When I asked him which secretary of state he most admired, he replied Condoleezza Rice—who, of course, happened to be the most recent person to hold that post in a Republican administration. Similarly, Robert Gates was Carson's favorite secretary of defense. And when I asked Carson to name his favorite secretary of the treasury, he was stumped. "Andrea Mitchell's husband," he eventually offered.

MSNBC's Andrea Mitchell, of course, is married to Alan Greenspan -- the former chairman of the Federal Reserve, who has never been the Treasury secretary.
The same piece noted Carson's trip to Israel, where he seemed surprised to discover that Israel has a legislative branch.

The woman answered Carson's question about political parties, telling him that there were Labor and Likud and a host of other factions in the Knesset. "And what is the role of the Knesset?" he interjected. This prompted a tutorial on Israel's legislature. Carson is a tall, dignified-looking man with a placid, almost sleepy face. As he tried to concentrate on his Hebrew Schoolhouse Rock primer, he seemed even more fatigued. "It sounds complex," he finally said. "Why don't they just adopt the system we have?"

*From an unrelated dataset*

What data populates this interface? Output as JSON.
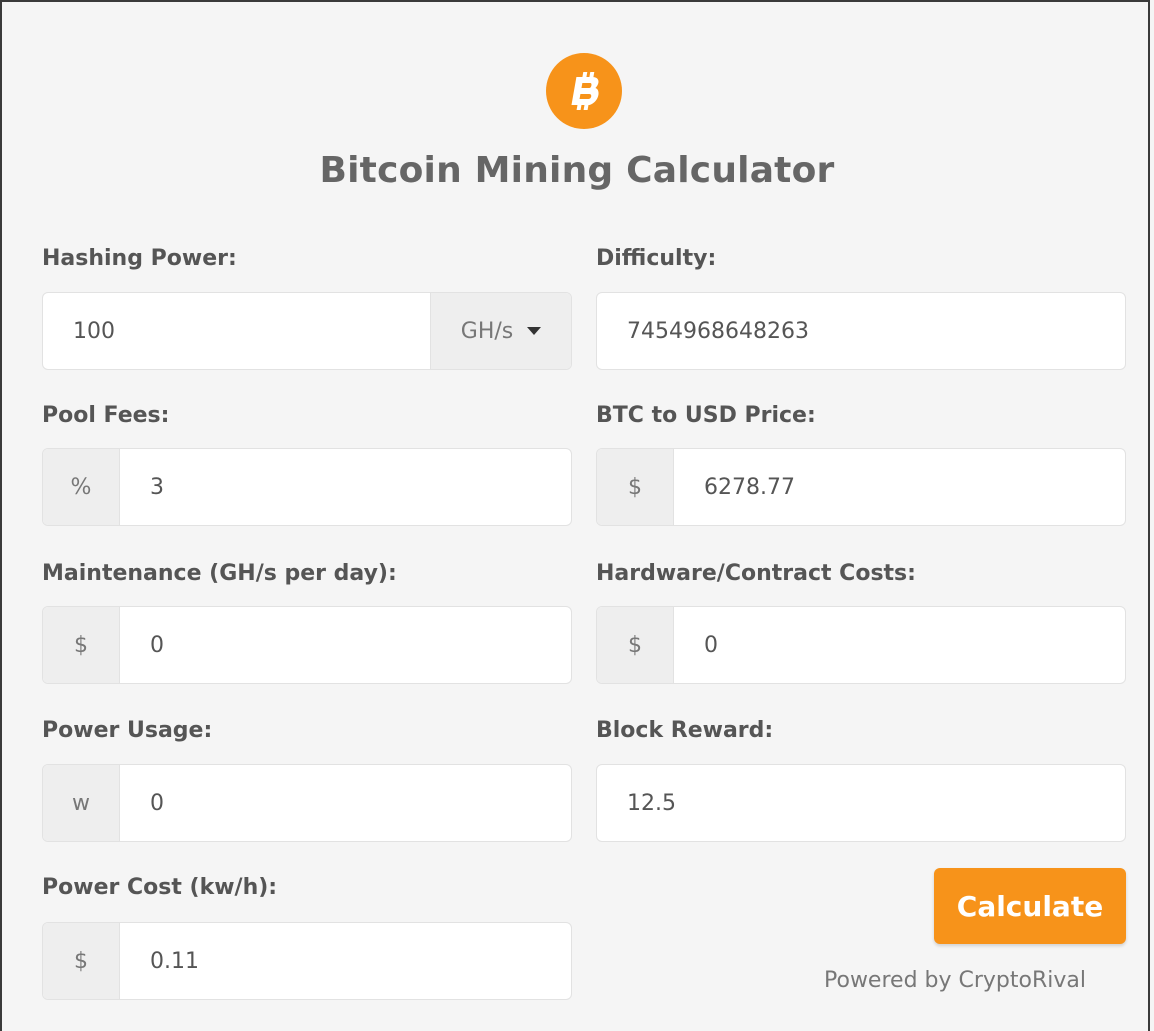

All of this coincides with an interview last week in which Carson seemed confused about NATO and suggested violence among Islamic radicals dates back several centuries before Islam even existed.
Eventually, the unannounced candidate conceded "there's a lot of material to learn," but insisted that "we spend too much time trying to get into these little details that are easily within the purview of the experts that you have available to you."
I have no idea if, and to what extent, Carson's limited knowledge base may worry Republican primary voters. By all appearances, polls show the right-wing neurosurgeon running a competitive fourth in a crowded GOP presidential field, and maybe the party's base just isn't bothered by his unfamiliarity with so many issues.
But it's generally a bad sign when a presidential aspirant is asked the kind of questions White House hopefuls are always asked, and he already seems entirely out of his depth.